NEW YORK/LONDON (BLOOMBERG) - The trickle of investors exiting gold in recent months has grown into a torrent.
Gold futures slumped by the most in almost three years on Tuesday (Oct 4) amid speculation that the period of easy monetary policy is ending. The European Central Bank is said to be building an informal consensus to gradually wind down bond purchases, while Federal Reserve officials are talking up the increasing likelihood of an interest-rate rise in the US.
After posting the best first half in almost four decades, bullion is faltering as the prospect of higher rates and reduced stimulus curb demand for the metal as a store of value. Gold slid below US$1,300 an ounce for the first time since June in New York trading on Tuesday after Fed Bank of Richmond president Jeffrey Lacker urged a rate hike to head off a pickup in inflation. As yields on 10-year Treasuries and German bunds rose, the gold sell-off gathered steam.
"The race for the exits seems to be on," said Mr Brad Yates, head of trading for Dallas-based refiner Elemetal. "While we may rally off the lows for a few days, we think there is a lot of backlog built up in the system that will be looking to get out."
By the time prices settled on Tuesday on the Comex, bullion futures for December delivery were down 3.3 per cent to US$1,269.70, the biggest loss for a most-active contract since December 2013. Futures were up 0.4 per cent in Asia on Wednesday.
Spot gold also ticked higher on Wednesday.
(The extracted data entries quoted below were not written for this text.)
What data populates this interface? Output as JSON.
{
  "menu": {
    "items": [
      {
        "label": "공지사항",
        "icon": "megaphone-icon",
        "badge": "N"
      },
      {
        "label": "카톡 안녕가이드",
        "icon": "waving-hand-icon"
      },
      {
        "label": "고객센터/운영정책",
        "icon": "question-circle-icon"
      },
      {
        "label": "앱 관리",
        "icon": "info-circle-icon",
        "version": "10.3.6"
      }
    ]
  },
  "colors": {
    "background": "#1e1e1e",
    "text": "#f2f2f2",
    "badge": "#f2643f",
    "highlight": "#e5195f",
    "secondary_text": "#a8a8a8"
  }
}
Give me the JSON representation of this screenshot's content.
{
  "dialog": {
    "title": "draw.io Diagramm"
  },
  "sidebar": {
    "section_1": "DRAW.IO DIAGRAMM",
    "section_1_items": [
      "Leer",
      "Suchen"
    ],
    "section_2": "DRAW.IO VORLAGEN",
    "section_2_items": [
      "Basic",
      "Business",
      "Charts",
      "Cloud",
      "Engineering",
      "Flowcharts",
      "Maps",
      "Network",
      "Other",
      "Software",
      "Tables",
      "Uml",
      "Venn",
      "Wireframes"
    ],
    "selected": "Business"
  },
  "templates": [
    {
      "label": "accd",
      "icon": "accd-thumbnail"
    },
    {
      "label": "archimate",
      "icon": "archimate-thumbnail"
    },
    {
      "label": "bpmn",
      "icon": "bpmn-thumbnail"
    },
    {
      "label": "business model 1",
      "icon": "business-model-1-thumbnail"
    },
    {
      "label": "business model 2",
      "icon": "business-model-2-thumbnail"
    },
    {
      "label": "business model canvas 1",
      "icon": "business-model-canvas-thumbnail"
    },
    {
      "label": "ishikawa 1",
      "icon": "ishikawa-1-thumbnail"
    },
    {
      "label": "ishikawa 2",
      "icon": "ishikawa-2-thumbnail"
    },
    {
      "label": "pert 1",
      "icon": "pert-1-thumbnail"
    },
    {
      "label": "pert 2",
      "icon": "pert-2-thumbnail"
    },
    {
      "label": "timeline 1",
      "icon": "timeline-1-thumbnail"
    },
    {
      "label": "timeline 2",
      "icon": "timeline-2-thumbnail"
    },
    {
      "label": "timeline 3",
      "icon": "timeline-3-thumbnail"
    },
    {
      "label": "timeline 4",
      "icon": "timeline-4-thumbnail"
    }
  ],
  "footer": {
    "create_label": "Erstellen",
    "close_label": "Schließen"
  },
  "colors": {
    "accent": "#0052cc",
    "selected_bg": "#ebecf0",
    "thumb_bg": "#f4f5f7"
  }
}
It was up 0.3 per cent to US$1,272 an ounce at 9.55am in Singapore, after falling 3.3 per cent the day before, the most since July 2015, according to Bloomberg generic pricing.
Futures slipped 0.3 per cent last quarter after rising 25 per cent in the first six months of 2016. On Tuesday, the drop below US$1,300, considered a key support level for traders who study charts, triggered liquidation of bullish bets "on a major scale", Mr Ole Hansen, head of commodity strategy at Saxo Bank, said by e-mail.
Options trading on SPDR Gold Shares, the largest exchange-traded fund backed by the metal, surged above 500,000 contracts, more than double the 20-day average, according to data compiled by Bloomberg.
The downside has further to go and prices will likely bottom at U$1,257 an ounce, said Ms Georgette Boele, a strategist at ABN Amro Bank in Amsterdam and last quarter's second-most accurate gold forecaster tracked by Bloomberg. A break below that level could mean the end of this year's uptrend in the metal, she said in a report.
Bullion companies weren't spared. Shares of Newcrest Mining Ltd, Australia's biggest gold producer, fell as much as 7.6 per cent in Sydney trading on Wednesday, headed for the lowest close in three months, while Evolution Mining Ltd tumbled 9.3 per cent. Zijin Mining Group Co slid 3.6 per cent in Hong Kong.
"A perfect storm pummels gold," Tai Wong, director of commodity products trading at BMO Capital Markets in New York, said in an e-mail, referring to Lacker's statement, the report on ECB tapering and the key technical level giving way. "There's increasing realisation by central banks and the market that we have reached operational as well as effective limits of easy money. That will impair gold."